Bénéfices et maléfices
Bénéfices et maléfices, voilà les forces qui viennent justifier dans le quotidien jörai les talismans, la lecture des augures, et surtout la répétition inlassable des rites et sacrifices. Dournes relève qu’une même famille en une même semaine peut sacrifier chaque jour un nouvel animal, si le chamane l’a commandé. Le sacrifice met en scène l’offrande sanglante d’un animal domestique, poule, cochon ou buffle, victime précieuse, élevée au village pour les sacrifices les plus spectaculaires.
Si le sacrifice est occasionnel, le rite, lui, habite toute action, qu’il soit agraire, domestique, guerrier ou funéraire. Il recouvre à la fois des formules, paroles invocatoires mémorisées par les femmes et prononcées par les hommes, et une gestuelle. Le son du tambour, des gongs et autres instruments rythme les activités liturgiques, avec l’arrière-pensée qu’il aura peut-être une efficacité magique lui aussi.
Bière de riz
Autre matière à sacrifice offerte en libation : la bière de riz, agrémentée de végétaux stupéfiants. Les yangs sont invités à joindre le cercle des buveurs autour de la jarre, à consommer l’apaisant liquide par le chalumeau de bambou qui leur est réservé, au son des mélopées rituelles.

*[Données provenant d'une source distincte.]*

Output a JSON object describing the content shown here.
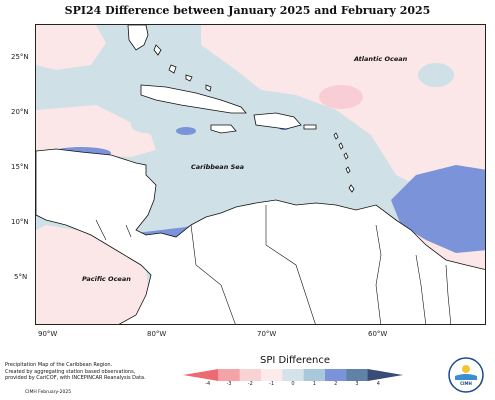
{
  "title": "SPI24 Difference between January 2025 and February 2025",
  "map_labels": {
    "atlantic": "Atlantic Ocean",
    "caribbean": "Caribbean Sea",
    "pacific": "Pacific Ocean"
  },
  "axes": {
    "lat_labels": [
      "25°N",
      "20°N",
      "15°N",
      "10°N",
      "5°N"
    ],
    "lon_labels": [
      "90°W",
      "80°W",
      "70°W",
      "60°W"
    ]
  },
  "legend": {
    "title": "SPI Difference",
    "ticks": [
      "-4",
      "-3",
      "-2",
      "-1",
      "0",
      "1",
      "2",
      "3",
      "4"
    ],
    "colors": [
      "#ec6a70",
      "#f4a4a7",
      "#f9d3d4",
      "#fdeaea",
      "#d4e3ea",
      "#aac8dc",
      "#7b93d8",
      "#5f82a6",
      "#3a4b78"
    ]
  },
  "footer": {
    "credit_lines": [
      "Precipitation Map of the Caribbean Region.",
      "Created by aggregating station based observations,",
      "provided by CariCOF, with INCEPINCAR Reanalysis Data."
    ],
    "date": "CIMH February-2025"
  },
  "logo": {
    "text": "CIMH"
  },
  "colors": {
    "neutral_blue": "#cfe0e6",
    "light_pink": "#fbe6e8",
    "pink": "#f8cdd4",
    "medium_blue": "#7b93d8",
    "dark_blue": "#5a73c8",
    "land": "#ffffff",
    "coast": "#111111"
  }
}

Mythologie, musique : fixer l’oralité

Les deux arts vraiment pratiqués par les Jörai : Mythologie – Musique
Le soir autour de la jarre ne résonnent pas seulement des rites ; des paroles voisines les prolongent. Dans les fumées de tabac vert, le conteur déroule les mythes, akhan, épopées porteuses de l’univers légendaire d’un peuple. Dournes s’est avidement emparé de ces récits entendus lors des veillées, comme d’indispensables clés de compréhension ethnologique. Pour obtenir le spontané plutôt que le provoqué, faire accepter l’usage d’un enregistreur, il lui faut gagner l’amitié des meilleurs conteurs. Pour transcrire et traduire, il sollicite les villageois les plus cultivés, si bien que l’ethnographié devient ethnographe. Une fois Dournes de retour en France, certains Jörai continueront d’ailleurs à lui envoyer des mythes transcrits par leurs soins.
Chansons féminine
« Tant que la littérature orale est vivante, l’ethnie reste elle-même. On peut voir des gosses nus garder leurs buffles et tenir un transistor contre l’oreille, on peut voir des jeunes gens pétarader sur une moto japonaise, le soir on les retrouve à l’audition d’un mythe. »
« Aider les Hommes à savoir qui ils sont »
Pour étudier l’ensemble du patrimoine oral, Dournes adjoint aux mythes les formules rituelles, les dits de justices prononcés pour régler des différends, les lamentations funèbres et les cours d’amour, les proverbes qui émaillent la conversation courante, les chants et les jeux. En effet, ces récitations, transmises de bouche à oreille, de génération en génération, avec un système mnémotechnique, constituent la base de la culture jörai.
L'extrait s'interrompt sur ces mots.